There is a crisis in American civic education. Survey after survey shows that recent college graduates are alarmingly ignorant of America’s history and heritage. They cannot identify the term lengths of members of Congress, the substance of the First Amendment, or the origin of the separation of powers. They do not know the Father of the Constitution, and nearly 10% say that Judith Sheindlin—“Judge Judy”—is on the Supreme Court.
That means 90%* know that Judge Judy is an entertainer, playing a judge on TV, where she amuses the audience by her prescient cries that one of her small claims litigants is lying before they even say a word. How much fun is that!
Well, Jonathan Turley isn’t amused.
I am admittedly not a fan of faux television judges who, in my view, degrade our profession and trivialize the legal process. (here and here). Judge Judy and other faux judges caricature the legal system and misrepresent how conflicts are legally addressed. They use people as if they were circus animals performing for the entertainment of the public. The fact that anyone would even confuse Judge Judy with a real jurist is incredibly depressing.
Of course these faux television judges trivialize the legal process. They get a half hour to do two cases, start to finish. And the cases are, for the most part, laughably trivial, and presented by litigants who couldn’t argue their way out of a paper bag. Not that it matters, because the judge is the star of the show, and has to smack them around a bit, picking the winner in the first 30 seconds and then beating the lying loser to a pulp before he (it’s usually, though not always, a “he”) can do more than smirk and utter the first syllable of protest.
But the show made Judge Judy filthy rich, and she surely wasn’t getting there when she was a real judge.
In July 2010 when Sheindlin’s contract was renewed, her salary increased to $45 million per year. It was later reported in October 2013 that Sheindlin is the highest-paid TV star, earning $47 million per year for Judge Judy, which translates into just over $900,000 per workday (she works 52 days per year).
But when she isn’t hard at work for those 52 days per year when she earns her $47,000,000 salary, she gives freely of herself for the improvement of the public’s knowledge of law.
However, CNN and other networks routinely ask her to comment on legal issues as if she were anything other than an entertainer. The merging of law and entertainment does not produce some hybrid. It simply produces entertainment like an [sic] dominant social gene.
But then, “CNN and other networks” are in the business of getting people to watch their programming, because eyeballs translate into advertising revenues, which translates into salaries paid and profits earned. And really, isn’t that what the law, what civic virtue, is all about?
As for the 10% who believe that Judge Judy is a Supreme, that seems to be a huge win for our educational system, our college students and our society. That 90% know otherwise is, frankly, pleasantly surprising. Things like names of important public officials are good to know, but are not nearly as important as a basic grasp of what government does, how it functions, what the Constitution means.

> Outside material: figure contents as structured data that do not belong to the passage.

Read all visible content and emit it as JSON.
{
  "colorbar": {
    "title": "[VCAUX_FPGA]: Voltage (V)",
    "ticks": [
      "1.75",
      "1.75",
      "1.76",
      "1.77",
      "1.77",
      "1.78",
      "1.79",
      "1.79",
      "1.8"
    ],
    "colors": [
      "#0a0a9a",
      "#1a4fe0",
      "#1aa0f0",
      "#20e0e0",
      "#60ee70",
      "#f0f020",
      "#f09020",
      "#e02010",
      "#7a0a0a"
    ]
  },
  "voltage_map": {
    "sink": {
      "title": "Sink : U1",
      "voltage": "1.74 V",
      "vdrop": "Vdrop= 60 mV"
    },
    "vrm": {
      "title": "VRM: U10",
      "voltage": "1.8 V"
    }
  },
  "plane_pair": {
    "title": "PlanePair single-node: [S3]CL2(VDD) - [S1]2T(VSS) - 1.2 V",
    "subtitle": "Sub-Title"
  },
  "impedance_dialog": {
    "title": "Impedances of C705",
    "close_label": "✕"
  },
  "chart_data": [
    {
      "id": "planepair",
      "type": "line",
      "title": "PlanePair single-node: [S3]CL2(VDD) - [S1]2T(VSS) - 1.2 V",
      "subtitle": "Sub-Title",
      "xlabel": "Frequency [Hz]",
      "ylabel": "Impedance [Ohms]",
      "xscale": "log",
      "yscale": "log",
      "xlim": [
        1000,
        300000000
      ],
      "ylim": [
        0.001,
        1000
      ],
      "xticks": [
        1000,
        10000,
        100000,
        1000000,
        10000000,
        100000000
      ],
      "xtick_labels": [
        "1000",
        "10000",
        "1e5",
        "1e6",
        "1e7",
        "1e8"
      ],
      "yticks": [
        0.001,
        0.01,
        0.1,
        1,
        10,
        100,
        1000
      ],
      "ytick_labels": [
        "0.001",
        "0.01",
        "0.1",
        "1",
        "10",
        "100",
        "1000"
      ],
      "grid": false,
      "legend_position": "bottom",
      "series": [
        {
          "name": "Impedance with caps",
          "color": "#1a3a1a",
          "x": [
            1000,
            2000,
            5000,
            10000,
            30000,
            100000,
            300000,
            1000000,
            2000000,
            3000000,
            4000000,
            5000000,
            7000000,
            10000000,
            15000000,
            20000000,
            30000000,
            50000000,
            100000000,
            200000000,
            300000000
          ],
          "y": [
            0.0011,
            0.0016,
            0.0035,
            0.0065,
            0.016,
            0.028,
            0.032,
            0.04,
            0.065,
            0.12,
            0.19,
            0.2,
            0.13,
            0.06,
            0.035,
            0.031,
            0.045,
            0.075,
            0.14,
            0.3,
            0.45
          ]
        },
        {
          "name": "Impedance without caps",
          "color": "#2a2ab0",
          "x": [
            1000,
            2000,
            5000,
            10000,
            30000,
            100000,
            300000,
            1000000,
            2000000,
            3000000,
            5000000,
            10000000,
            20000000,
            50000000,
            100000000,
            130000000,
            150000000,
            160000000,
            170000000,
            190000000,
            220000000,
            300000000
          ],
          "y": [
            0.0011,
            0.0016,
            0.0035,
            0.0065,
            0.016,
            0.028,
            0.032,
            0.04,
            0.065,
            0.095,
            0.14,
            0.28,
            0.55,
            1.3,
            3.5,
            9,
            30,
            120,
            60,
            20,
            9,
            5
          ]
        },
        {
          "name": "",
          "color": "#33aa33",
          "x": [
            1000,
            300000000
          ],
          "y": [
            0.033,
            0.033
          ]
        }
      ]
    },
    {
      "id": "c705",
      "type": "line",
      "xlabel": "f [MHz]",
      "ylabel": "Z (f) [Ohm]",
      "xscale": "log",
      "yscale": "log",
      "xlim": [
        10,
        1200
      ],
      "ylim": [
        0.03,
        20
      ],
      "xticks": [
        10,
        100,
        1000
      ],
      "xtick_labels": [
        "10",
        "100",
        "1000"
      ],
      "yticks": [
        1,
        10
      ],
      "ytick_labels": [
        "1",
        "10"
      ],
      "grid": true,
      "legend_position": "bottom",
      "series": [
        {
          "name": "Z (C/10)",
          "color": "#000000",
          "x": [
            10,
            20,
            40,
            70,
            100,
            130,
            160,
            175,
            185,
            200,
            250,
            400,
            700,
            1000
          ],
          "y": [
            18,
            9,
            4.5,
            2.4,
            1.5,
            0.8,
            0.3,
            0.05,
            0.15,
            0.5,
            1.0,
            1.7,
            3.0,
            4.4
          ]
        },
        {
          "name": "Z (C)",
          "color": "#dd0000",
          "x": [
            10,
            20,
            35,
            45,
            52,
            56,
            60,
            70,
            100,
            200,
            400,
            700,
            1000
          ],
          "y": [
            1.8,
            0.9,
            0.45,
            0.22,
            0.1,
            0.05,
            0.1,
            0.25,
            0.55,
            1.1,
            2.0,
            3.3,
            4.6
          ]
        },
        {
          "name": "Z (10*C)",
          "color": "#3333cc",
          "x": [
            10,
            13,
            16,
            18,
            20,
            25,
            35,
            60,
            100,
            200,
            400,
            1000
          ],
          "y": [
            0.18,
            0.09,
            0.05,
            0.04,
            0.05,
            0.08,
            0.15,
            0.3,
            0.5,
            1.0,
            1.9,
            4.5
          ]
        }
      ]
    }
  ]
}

And when it comes to these things, a 90% success rate is an unachievable dream.
The chief diversity officer of the University of Iowa said her office plans to have a bias assessment response team in place on campus by the end of the current semester.
The proposed team — which would be known by the acronym BART — would address complaints of racial or other bias on campus concerning incidents that “skirt the line between a policy violation or even a crime.”

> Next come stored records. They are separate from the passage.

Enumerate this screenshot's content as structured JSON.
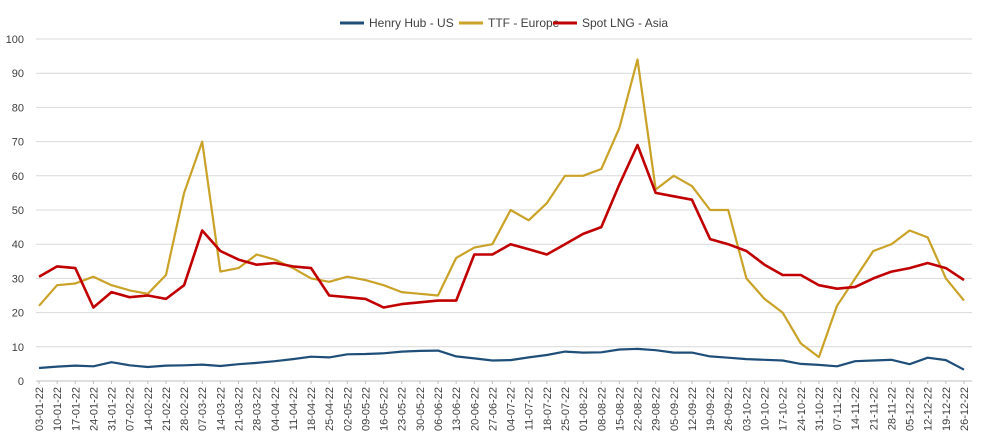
{
  "chart_data": {
    "type": "line",
    "title": "",
    "xlabel": "",
    "ylabel": "",
    "ylim": [
      0,
      100
    ],
    "grid": true,
    "legend_position": "top-center",
    "yticks": [
      0,
      10,
      20,
      30,
      40,
      50,
      60,
      70,
      80,
      90,
      100
    ],
    "categories": [
      "03-01-22",
      "10-01-22",
      "17-01-22",
      "24-01-22",
      "31-01-22",
      "07-02-22",
      "14-02-22",
      "21-02-22",
      "28-02-22",
      "07-03-22",
      "14-03-22",
      "21-03-22",
      "28-03-22",
      "04-04-22",
      "11-04-22",
      "18-04-22",
      "25-04-22",
      "02-05-22",
      "09-05-22",
      "16-05-22",
      "23-05-22",
      "30-05-22",
      "06-06-22",
      "13-06-22",
      "20-06-22",
      "27-06-22",
      "04-07-22",
      "11-07-22",
      "18-07-22",
      "25-07-22",
      "01-08-22",
      "08-08-22",
      "15-08-22",
      "22-08-22",
      "29-08-22",
      "05-09-22",
      "12-09-22",
      "19-09-22",
      "26-09-22",
      "03-10-22",
      "10-10-22",
      "17-10-22",
      "24-10-22",
      "31-10-22",
      "07-11-22",
      "14-11-22",
      "21-11-22",
      "28-11-22",
      "05-12-22",
      "12-12-22",
      "19-12-22",
      "26-12-22"
    ],
    "series": [
      {
        "name": "Henry Hub - US",
        "color": "#1F4E79",
        "values": [
          3.8,
          4.2,
          4.5,
          4.3,
          5.5,
          4.6,
          4.1,
          4.5,
          4.6,
          4.8,
          4.4,
          4.9,
          5.3,
          5.8,
          6.4,
          7.1,
          6.9,
          7.8,
          7.9,
          8.1,
          8.6,
          8.8,
          8.9,
          7.2,
          6.6,
          6.0,
          6.1,
          6.9,
          7.6,
          8.6,
          8.3,
          8.4,
          9.2,
          9.4,
          9.0,
          8.3,
          8.3,
          7.2,
          6.8,
          6.4,
          6.2,
          6.0,
          5.0,
          4.7,
          4.3,
          5.8,
          6.0,
          6.2,
          4.9,
          6.8,
          6.1,
          3.3
        ]
      },
      {
        "name": "TTF - Europe",
        "color": "#C9A227",
        "values": [
          22.0,
          28.0,
          28.5,
          30.5,
          28.0,
          26.5,
          25.5,
          31.0,
          55.0,
          70.0,
          32.0,
          33.0,
          37.0,
          35.5,
          33.0,
          30.0,
          29.0,
          30.5,
          29.5,
          28.0,
          26.0,
          25.5,
          25.0,
          36.0,
          39.0,
          40.0,
          50.0,
          47.0,
          52.0,
          60.0,
          60.0,
          62.0,
          74.0,
          94.0,
          56.0,
          60.0,
          57.0,
          50.0,
          50.0,
          30.0,
          24.0,
          20.0,
          11.0,
          7.0,
          22.0,
          30.0,
          38.0,
          40.0,
          44.0,
          42.0,
          30.0,
          23.5
        ]
      },
      {
        "name": "Spot LNG - Asia",
        "color": "#C00000",
        "values": [
          30.5,
          33.5,
          33.0,
          21.5,
          26.0,
          24.5,
          25.0,
          24.0,
          28.0,
          44.0,
          38.0,
          35.5,
          34.0,
          34.5,
          33.5,
          33.0,
          25.0,
          24.5,
          24.0,
          21.5,
          22.5,
          23.0,
          23.5,
          23.5,
          37.0,
          37.0,
          40.0,
          38.5,
          37.0,
          40.0,
          43.0,
          45.0,
          57.5,
          69.0,
          55.0,
          54.0,
          53.0,
          41.5,
          40.0,
          38.0,
          34.0,
          31.0,
          31.0,
          28.0,
          27.0,
          27.5,
          30.0,
          32.0,
          33.0,
          34.5,
          33.0,
          29.5
        ]
      }
    ]
  }
}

“We do need to differentiate between free speech and hate speech,” said Dodge, who also is on the Board of Directors for ACLU Iowa. “I think there are ways that people can abuse freedom just as they can abuse any other gift that they’re given. I think that a BART will help us keep people informed of when they are walking over that line.”
That’s from Georgina Dodge, chief diversity officer and associate vice president of the University of Iowa, and ACLU board member, explaining that free speech doesn’t include hate speech, and how her BART (cool acronym, right Mehserle?) will swoop down upon those who “abuse freedom.”

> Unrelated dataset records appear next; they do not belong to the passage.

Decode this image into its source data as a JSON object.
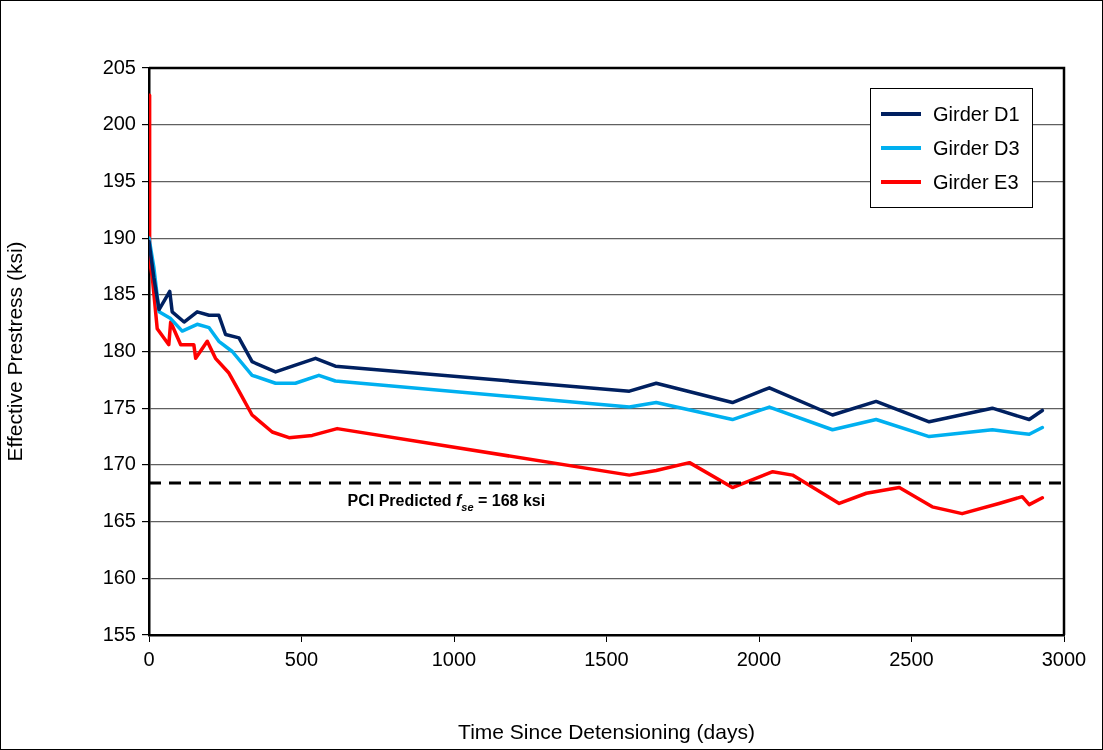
{
  "chart_data": {
    "type": "line",
    "xlabel": "Time Since Detensioning (days)",
    "ylabel": "Effective Prestress (ksi)",
    "xlim": [
      0,
      3000
    ],
    "xticks": [
      0,
      500,
      1000,
      1500,
      2000,
      2500,
      3000
    ],
    "ylim": [
      155,
      205
    ],
    "yticks": [
      155,
      160,
      165,
      170,
      175,
      180,
      185,
      190,
      195,
      200,
      205
    ],
    "grid": "y",
    "legend": "top right",
    "marker": "none",
    "line_style": "solid",
    "ref_lines": [
      {
        "axis": "y",
        "value": 168.4,
        "label": "PCI Predicted f$_{se}$ = 168 ksi",
        "color": "#000000",
        "line_style": "dashed"
      }
    ],
    "series": [
      {
        "name": "Girder D1",
        "color": "#002060",
        "x": [
          0,
          16,
          33,
          68,
          76,
          115,
          158,
          197,
          229,
          251,
          295,
          338,
          415,
          480,
          546,
          611,
          1575,
          1663,
          1913,
          2034,
          2241,
          2384,
          2558,
          2765,
          2886,
          2929
        ],
        "values": [
          189.7,
          186.5,
          183.7,
          185.3,
          183.5,
          182.6,
          183.5,
          183.2,
          183.2,
          181.5,
          181.2,
          179.1,
          178.2,
          178.8,
          179.4,
          178.7,
          176.5,
          177.2,
          175.5,
          176.8,
          174.4,
          175.6,
          173.8,
          175,
          174,
          174.8
        ]
      },
      {
        "name": "Girder D3",
        "color": "#00b0f0",
        "x": [
          0,
          16,
          33,
          71,
          109,
          158,
          197,
          229,
          273,
          338,
          415,
          480,
          557,
          611,
          1575,
          1663,
          1913,
          2034,
          2241,
          2384,
          2558,
          2765,
          2886,
          2929
        ],
        "values": [
          190,
          187.4,
          183.5,
          182.9,
          181.8,
          182.4,
          182.1,
          180.9,
          180,
          177.9,
          177.2,
          177.2,
          177.9,
          177.4,
          175.1,
          175.5,
          174,
          175.1,
          173.1,
          174,
          172.5,
          173.1,
          172.7,
          173.3
        ]
      },
      {
        "name": "Girder E3",
        "color": "#ff0000",
        "x": [
          0,
          2,
          11,
          27,
          65,
          71,
          104,
          147,
          153,
          191,
          218,
          262,
          295,
          338,
          404,
          459,
          535,
          617,
          1575,
          1663,
          1772,
          1913,
          2045,
          2110,
          2263,
          2352,
          2460,
          2568,
          2666,
          2787,
          2863,
          2886,
          2929
        ],
        "values": [
          202.6,
          188,
          186.5,
          182,
          180.6,
          182.6,
          180.6,
          180.6,
          179.4,
          180.9,
          179.4,
          178.1,
          176.5,
          174.4,
          172.9,
          172.4,
          172.6,
          173.2,
          169.1,
          169.5,
          170.2,
          168,
          169.4,
          169.1,
          166.6,
          167.5,
          168,
          166.3,
          165.7,
          166.6,
          167.2,
          166.5,
          167.1
        ]
      }
    ]
  }
}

So leave Judy out of it. She’s no clown, Turley, but an entertainer making $47 million a year, even more than they pay a GW lawprof and occasional television personality. If we need an example of how college students are clueless about civic virtues, there are far more serious problems:
What knowledge students do receive of their history is often one-sided and tendentious. Lately, student protesters have sought to expunge historic figures like Thomas Jefferson or Woodrow Wilson from campus, deeming these men too flawed to deserve monuments or buildings that bear their names. These protesters properly remind us of the cancer of racism that has infected our nation, but their demands are made on campuses where there is little reason to believe that students are sufficiently grounded in knowledge and understanding of the history of America and its civic institutions to make sound judgments.
The problem isn’t that they’re sitting in their dorm rooms watching Judge Judy, but that they’re empowered by administrators like Georgina Dodge to believe whatever lie confirms their passionate beliefs. And as the study shows, it’s not going to get any better, as students bask in their ignorance, bolstered by a proliferation of very expensive programs that accomplish nothing.
You don’t see Judge Judy shelling out cash to pay for an endowed chair in critical race theory, do you? She’s too smart to waste her salary on such crap.
*There may be some who confuse Judge Judy with Kim Kardashian, but does this really require further discussion?